The first one dose combination therapy was developed by GlaxoSmithKline in 2007. Called Combivir® it contained a combination of lamivudine (3TC) + zidovudine (ZDV). As of February this year, eleven other single dose combination therapies had become available. This may seem a small breakthrough but it increases the likelihood that people will continue to take their medications and stay virus free, reducing the costs to the healthcare system, increasing peoples work life and reducing the risk of spreading via sexual contact.

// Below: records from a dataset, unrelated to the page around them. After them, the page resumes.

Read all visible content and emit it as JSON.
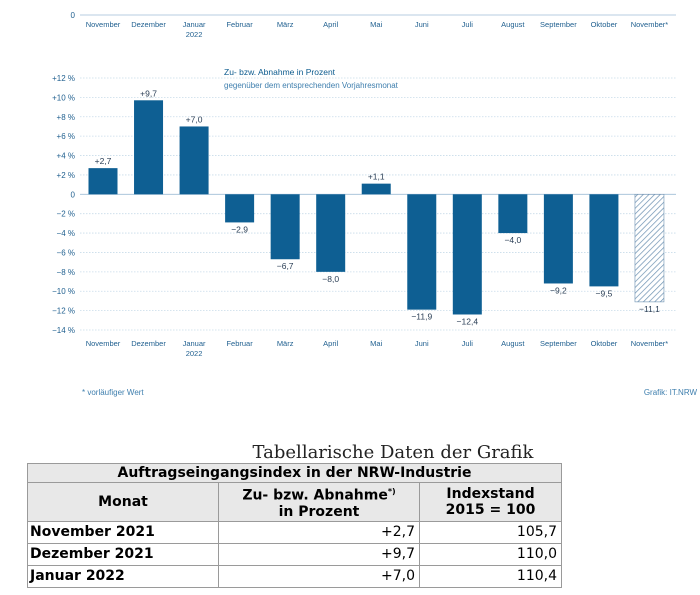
{
  "chart_data": {
    "type": "bar",
    "title": "Zu- bzw. Abnahme in Prozent",
    "subtitle": "gegenüber dem entsprechenden Vorjahresmonat",
    "categories": [
      "November",
      "Dezember",
      "Januar\n2022",
      "Februar",
      "März",
      "April",
      "Mai",
      "Juni",
      "Juli",
      "August",
      "September",
      "Oktober",
      "November*"
    ],
    "values": [
      2.7,
      9.7,
      7.0,
      -2.9,
      -6.7,
      -8.0,
      1.1,
      -11.9,
      -12.4,
      -4.0,
      -9.2,
      -9.5,
      -11.1
    ],
    "data_labels": [
      "+2,7",
      "+9,7",
      "+7,0",
      "−2,9",
      "−6,7",
      "−8,0",
      "+1,1",
      "−11,9",
      "−12,4",
      "−4,0",
      "−9,2",
      "−9,5",
      "−11,1"
    ],
    "provisional": [
      false,
      false,
      false,
      false,
      false,
      false,
      false,
      false,
      false,
      false,
      false,
      false,
      true
    ],
    "ylim": [
      -14,
      12
    ],
    "yticks": [
      12,
      10,
      8,
      6,
      4,
      2,
      0,
      -2,
      -4,
      -6,
      -8,
      -10,
      -12,
      -14
    ],
    "ytick_labels": [
      "+12 %",
      "+10 %",
      "+8 %",
      "+6 %",
      "+4 %",
      "+2 %",
      "0",
      "−2 %",
      "−4 %",
      "−6 %",
      "−8 %",
      "−10 %",
      "−12 %",
      "−14 %"
    ],
    "top_axis_zero_label": "0",
    "colors": {
      "bar": "#0e5f93",
      "provisional_hatch": "#6a8fb0",
      "text": "#1f5f8f",
      "grid": "#c8dbe9"
    }
  },
  "notes": {
    "footnote": "* vorläufiger Wert",
    "source": "Grafik: IT.NRW"
  },
  "table": {
    "caption": "Tabellarische Daten der Grafik",
    "heading": "Auftragseingangsindex in der NRW-Industrie",
    "col_month": "Monat",
    "col_change": "Zu- bzw. Abnahme",
    "col_change_sup": "*)",
    "col_change_2": "in Prozent",
    "col_index": "Indexstand",
    "col_index_2": "2015 = 100",
    "rows": [
      {
        "month": "November 2021",
        "change": "+2,7",
        "index": "105,7"
      },
      {
        "month": "Dezember 2021",
        "change": "+9,7",
        "index": "110,0"
      },
      {
        "month": "Januar 2022",
        "change": "+7,0",
        "index": "110,4"
      }
    ]
  }
}
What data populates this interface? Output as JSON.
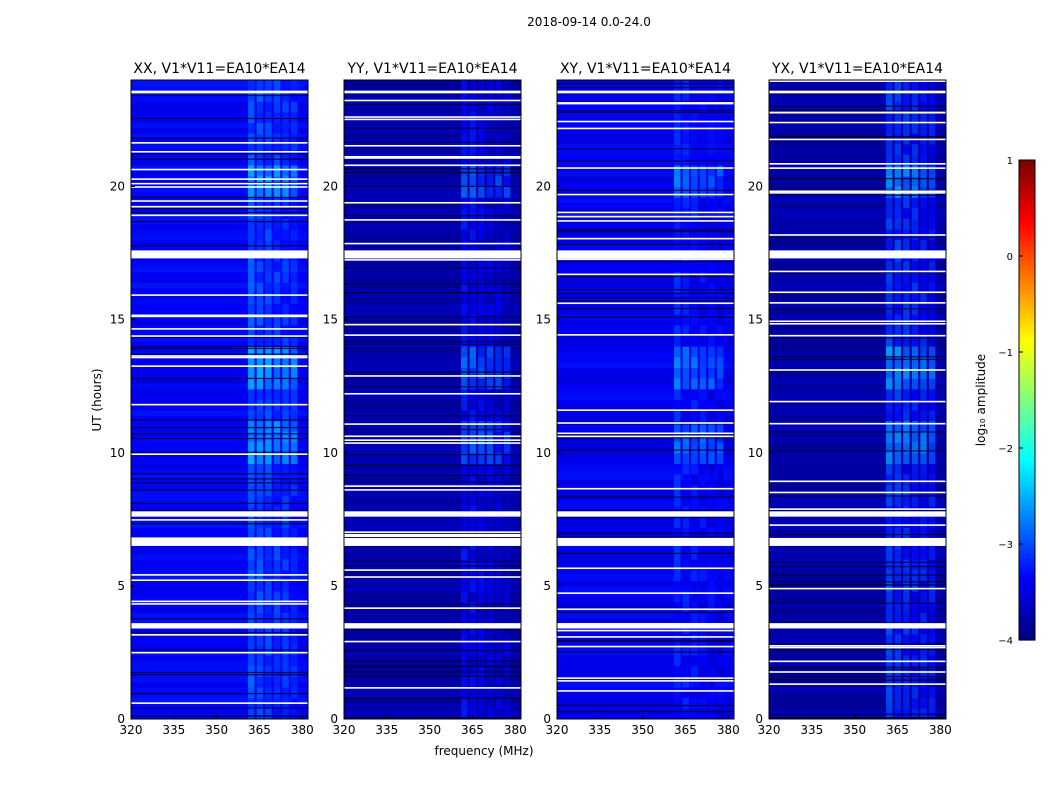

These miracle pills did what antibiotics did in the 1950’s, turned a killer into a mere inconvenience. With ongoing research this inconvenience lessens each year and with the blessing of hindsight we know how to reduce the threat of resistance. With good management, extensive education and ongoing research, AIDS may one day join smallpox and polio as a disease of interest only to historians.